Aquí en Valencia, ya se ve. Echando mano de parcheos y apelando a la imaginación para acallar al vecindario. Hasta pusieron o quisieron poner a un cura para coordinar a los voluntarios de Cáritas dispuestos a persuadir a las prostitutas, a cambio de algo. Menos daba un amigo de juventud en mi pueblo, pues se limitaba a frecuentar burdeles para sermonear a las chicas, hasta que las chicas de todos ellos, hartas, le cerraron las puertas. Yo quedaba tundido de risa. Todo será inútil; la situación actual es más compleja que cuando los convenios de París de principios del siglo XX; y son muchos los países occidentales que ni siquiera han alcanzado aquellos propósitos.

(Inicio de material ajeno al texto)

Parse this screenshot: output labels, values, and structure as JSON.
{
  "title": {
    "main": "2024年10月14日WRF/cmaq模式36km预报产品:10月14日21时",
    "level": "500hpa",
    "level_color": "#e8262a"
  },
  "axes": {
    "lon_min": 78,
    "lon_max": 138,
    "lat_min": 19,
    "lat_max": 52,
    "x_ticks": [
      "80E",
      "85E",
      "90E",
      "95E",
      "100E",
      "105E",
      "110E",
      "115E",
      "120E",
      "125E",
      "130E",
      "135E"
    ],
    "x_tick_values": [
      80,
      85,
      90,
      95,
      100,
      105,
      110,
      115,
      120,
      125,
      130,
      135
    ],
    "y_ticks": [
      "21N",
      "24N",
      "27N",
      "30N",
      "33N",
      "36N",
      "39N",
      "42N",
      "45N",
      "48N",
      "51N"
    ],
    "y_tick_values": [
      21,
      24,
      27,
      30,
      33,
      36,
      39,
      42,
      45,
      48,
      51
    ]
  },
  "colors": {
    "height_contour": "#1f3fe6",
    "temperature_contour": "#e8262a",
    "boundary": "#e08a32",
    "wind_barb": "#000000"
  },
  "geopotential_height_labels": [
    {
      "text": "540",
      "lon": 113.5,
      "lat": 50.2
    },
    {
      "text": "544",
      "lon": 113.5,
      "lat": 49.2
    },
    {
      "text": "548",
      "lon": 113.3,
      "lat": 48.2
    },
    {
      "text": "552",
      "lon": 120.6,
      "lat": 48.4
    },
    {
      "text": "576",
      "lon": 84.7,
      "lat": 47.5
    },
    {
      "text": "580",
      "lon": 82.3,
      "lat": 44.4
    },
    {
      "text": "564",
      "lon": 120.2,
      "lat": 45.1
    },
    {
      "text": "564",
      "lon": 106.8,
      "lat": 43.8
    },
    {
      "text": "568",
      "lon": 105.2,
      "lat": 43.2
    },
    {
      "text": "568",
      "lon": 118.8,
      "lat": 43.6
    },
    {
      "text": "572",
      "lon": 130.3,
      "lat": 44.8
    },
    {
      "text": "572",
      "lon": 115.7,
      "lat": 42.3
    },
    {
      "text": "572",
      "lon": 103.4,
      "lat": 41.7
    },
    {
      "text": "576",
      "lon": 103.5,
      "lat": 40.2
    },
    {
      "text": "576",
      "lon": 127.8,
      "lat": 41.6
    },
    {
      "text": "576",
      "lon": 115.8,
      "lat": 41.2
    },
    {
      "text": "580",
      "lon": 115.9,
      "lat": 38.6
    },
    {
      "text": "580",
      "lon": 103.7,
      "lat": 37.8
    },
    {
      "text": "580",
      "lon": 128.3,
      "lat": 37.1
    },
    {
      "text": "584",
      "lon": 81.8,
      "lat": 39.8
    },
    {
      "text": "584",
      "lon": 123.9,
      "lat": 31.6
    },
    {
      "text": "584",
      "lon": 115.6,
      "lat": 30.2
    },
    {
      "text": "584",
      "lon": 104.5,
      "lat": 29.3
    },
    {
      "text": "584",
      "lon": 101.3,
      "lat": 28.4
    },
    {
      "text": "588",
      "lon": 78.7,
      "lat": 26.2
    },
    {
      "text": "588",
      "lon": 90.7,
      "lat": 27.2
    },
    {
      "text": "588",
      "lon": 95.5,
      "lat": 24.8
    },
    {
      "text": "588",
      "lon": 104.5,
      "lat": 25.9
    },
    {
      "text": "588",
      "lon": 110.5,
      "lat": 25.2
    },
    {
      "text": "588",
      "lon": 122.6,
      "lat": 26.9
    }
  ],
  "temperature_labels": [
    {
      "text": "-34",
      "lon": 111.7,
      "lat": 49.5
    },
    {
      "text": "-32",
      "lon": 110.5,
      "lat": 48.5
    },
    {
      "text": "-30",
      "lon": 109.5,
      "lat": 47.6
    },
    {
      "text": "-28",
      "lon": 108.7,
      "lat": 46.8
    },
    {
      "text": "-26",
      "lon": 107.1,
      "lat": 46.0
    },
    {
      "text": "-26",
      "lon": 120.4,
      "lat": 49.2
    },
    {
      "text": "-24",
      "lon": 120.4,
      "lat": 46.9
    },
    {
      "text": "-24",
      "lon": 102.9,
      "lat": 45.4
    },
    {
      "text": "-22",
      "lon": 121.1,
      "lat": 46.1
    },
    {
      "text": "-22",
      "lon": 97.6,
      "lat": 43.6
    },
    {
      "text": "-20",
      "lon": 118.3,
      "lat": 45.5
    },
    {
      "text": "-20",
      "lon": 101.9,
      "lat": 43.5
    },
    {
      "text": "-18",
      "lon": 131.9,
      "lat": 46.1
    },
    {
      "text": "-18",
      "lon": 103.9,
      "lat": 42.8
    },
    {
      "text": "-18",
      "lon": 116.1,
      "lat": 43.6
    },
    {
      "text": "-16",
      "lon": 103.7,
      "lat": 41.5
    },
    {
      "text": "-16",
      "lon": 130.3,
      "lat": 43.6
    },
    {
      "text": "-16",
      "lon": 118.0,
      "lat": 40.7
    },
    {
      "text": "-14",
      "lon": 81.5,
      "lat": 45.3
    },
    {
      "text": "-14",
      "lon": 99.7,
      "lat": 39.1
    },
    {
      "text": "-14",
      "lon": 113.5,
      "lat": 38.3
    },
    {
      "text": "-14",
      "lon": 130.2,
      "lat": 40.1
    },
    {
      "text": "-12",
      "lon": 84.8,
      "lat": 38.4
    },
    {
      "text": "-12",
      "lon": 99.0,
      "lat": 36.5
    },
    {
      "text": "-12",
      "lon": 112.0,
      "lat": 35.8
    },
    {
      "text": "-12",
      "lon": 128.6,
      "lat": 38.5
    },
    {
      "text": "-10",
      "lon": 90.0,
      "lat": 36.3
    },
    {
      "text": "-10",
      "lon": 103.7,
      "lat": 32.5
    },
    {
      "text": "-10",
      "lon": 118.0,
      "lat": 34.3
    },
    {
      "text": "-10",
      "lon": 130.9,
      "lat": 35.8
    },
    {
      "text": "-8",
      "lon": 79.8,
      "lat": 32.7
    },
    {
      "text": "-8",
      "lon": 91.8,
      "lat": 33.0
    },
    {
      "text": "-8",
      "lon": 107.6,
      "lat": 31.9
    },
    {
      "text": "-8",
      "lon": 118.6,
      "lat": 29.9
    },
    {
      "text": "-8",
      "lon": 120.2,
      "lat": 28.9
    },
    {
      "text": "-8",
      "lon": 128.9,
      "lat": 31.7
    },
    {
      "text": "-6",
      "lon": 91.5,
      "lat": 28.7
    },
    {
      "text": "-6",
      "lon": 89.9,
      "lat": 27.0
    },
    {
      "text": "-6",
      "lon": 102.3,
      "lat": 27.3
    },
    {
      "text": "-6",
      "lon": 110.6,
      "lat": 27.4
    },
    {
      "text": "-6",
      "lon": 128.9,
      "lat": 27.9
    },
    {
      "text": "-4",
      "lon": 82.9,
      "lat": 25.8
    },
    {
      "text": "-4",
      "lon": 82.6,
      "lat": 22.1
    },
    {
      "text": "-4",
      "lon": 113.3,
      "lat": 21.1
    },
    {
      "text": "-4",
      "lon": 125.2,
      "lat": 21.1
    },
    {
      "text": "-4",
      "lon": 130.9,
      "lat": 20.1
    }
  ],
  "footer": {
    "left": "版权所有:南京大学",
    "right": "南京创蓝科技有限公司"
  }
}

Suecia adoptó recientemente una medida en esa dirección, tal vez la más eficaz: quien sufre el peso de la ley no es la chica, es el cliente. Con todo, uno no tiene más remedio que pensar que en Suecia la situación de una prostituta en paro no es tan trágica como en España. Allí hay más riqueza y más trabajo, mientras el problema de la inmigración no es tan dramático como aquí. No se saca a nadie del pozo del burdel o del callejeo si no se le da un trabajo digno y se le redime de los daños colaterales, llámense mafia, protector y otros más o menos tangibles. En Alemania han empezado a darles a estas mujeres la Seguridad Social, que incluye el subsidio de desempleo y el acceso al sistema de pensiones. Pero el mal siempre camina más deprisa que el bien. Eso parece, al menos.
Manuel Lloris es doctor en Filosofía y Letras.